IIUC, it comes down to simplifying playback/subtitle rendering to the lowest common denominator among the various western streaming platforms.
The good/old subtitles in the ASS format required a more complex playback system than what Netflix/Hulu (and maybe blueray players) currently offer. This could be worked around by burning the subs into the video stream, but then you need to keep separate copies of your (large) video files for each subtitled language.
That doesn't seem like it'd be such a huge problem to me, but what do I know?
The post does a good job explaining the effective monopoly system at play that prevents real competition to provide any pressure to improve or maintain the prior quality.
It's an X*N*N problem: n_videos, bitrates, formats.
Assuming each video in its largest bitrate is... 2gb for example, and assuming S3 is $0.025/gb, that's a nickle per month or let's say $0.50/yr for that video.
Next up is reduced bitrates, assume you go from 2gb to 1gb and finally 500mb. Round up and you're at $1/video.
Now duplicate it to AV1 and MP4, and multiply that by English, French, and Spanish (oh, and let's say Japanese and Chinese too for good measure).
So a single 2gb video goes from $1/yr to $10/yr, and you're not doing "the dumb simple thing" for subtitles which would basically 4x your cost over "commodity subtitling services".
Or "simplify, simplify simplify", you reduce costs (cha-ching!), and become compatible for syndication or redistribution (cha-ching!)
... and they would have gotten away with it too if it weren't for those meddling kids!
S3 is >100x more expensive than hosting it yourself. You shouldn't argue about things being expensive using cloud prices.
Except ASS streams really aren't that big and don't have to be stored with each encode. They can just be in a separate file. And this is how cr used to serve them. Before they used hardware drm you could just download all of the separate sub tracks.
You don't need to multiply anything here, except the number of sub streams. One is ass, the other the primitive standards Netflix and other surges use.
Someone else was saying they maintained burn-in subs for devices that didn't handle ASS renderers.

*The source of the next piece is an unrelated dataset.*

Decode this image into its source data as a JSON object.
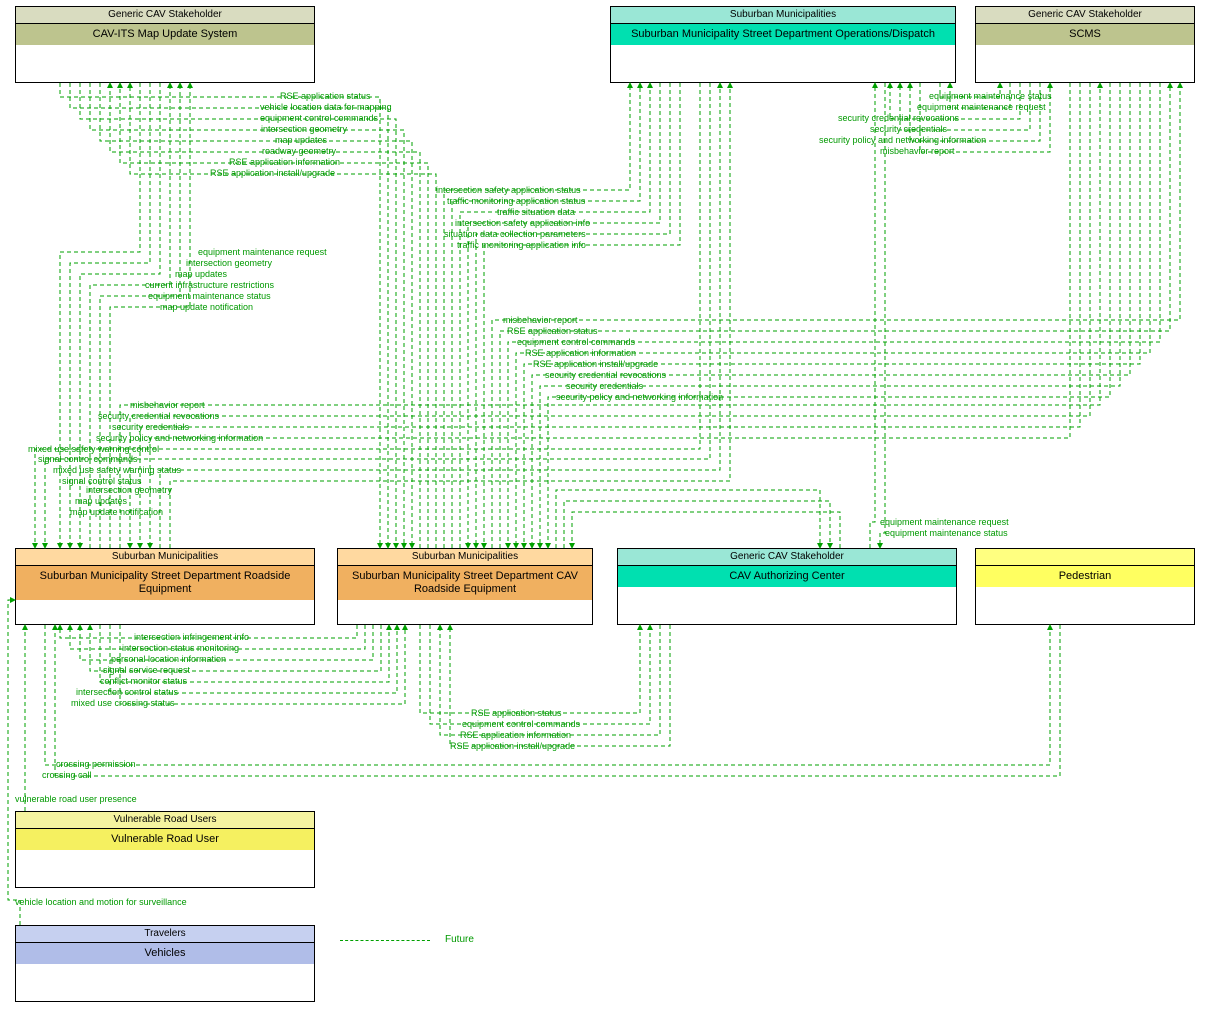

Even without accounting for the burn-in versions, using non-standard subs still bumps them off of commodity subtitling services and limits distribution/syndication.
Edit: and to the peer comment regarding S3 vs self host: regardless of 10x cloud cost, it's still 10x volume. Where 1TB local would do, now you need 10TB (10x the cost).
The labor of ass to ttml is there yeah. But the the factors are n_videos * languages * 2 Formats. And considering these are pretty compressible text(34MB->4MB for a completely bonkers sub track that includes animations, animated fonts and otherwise transformed text). I can't imagine that hosting costs cost more than their analysis.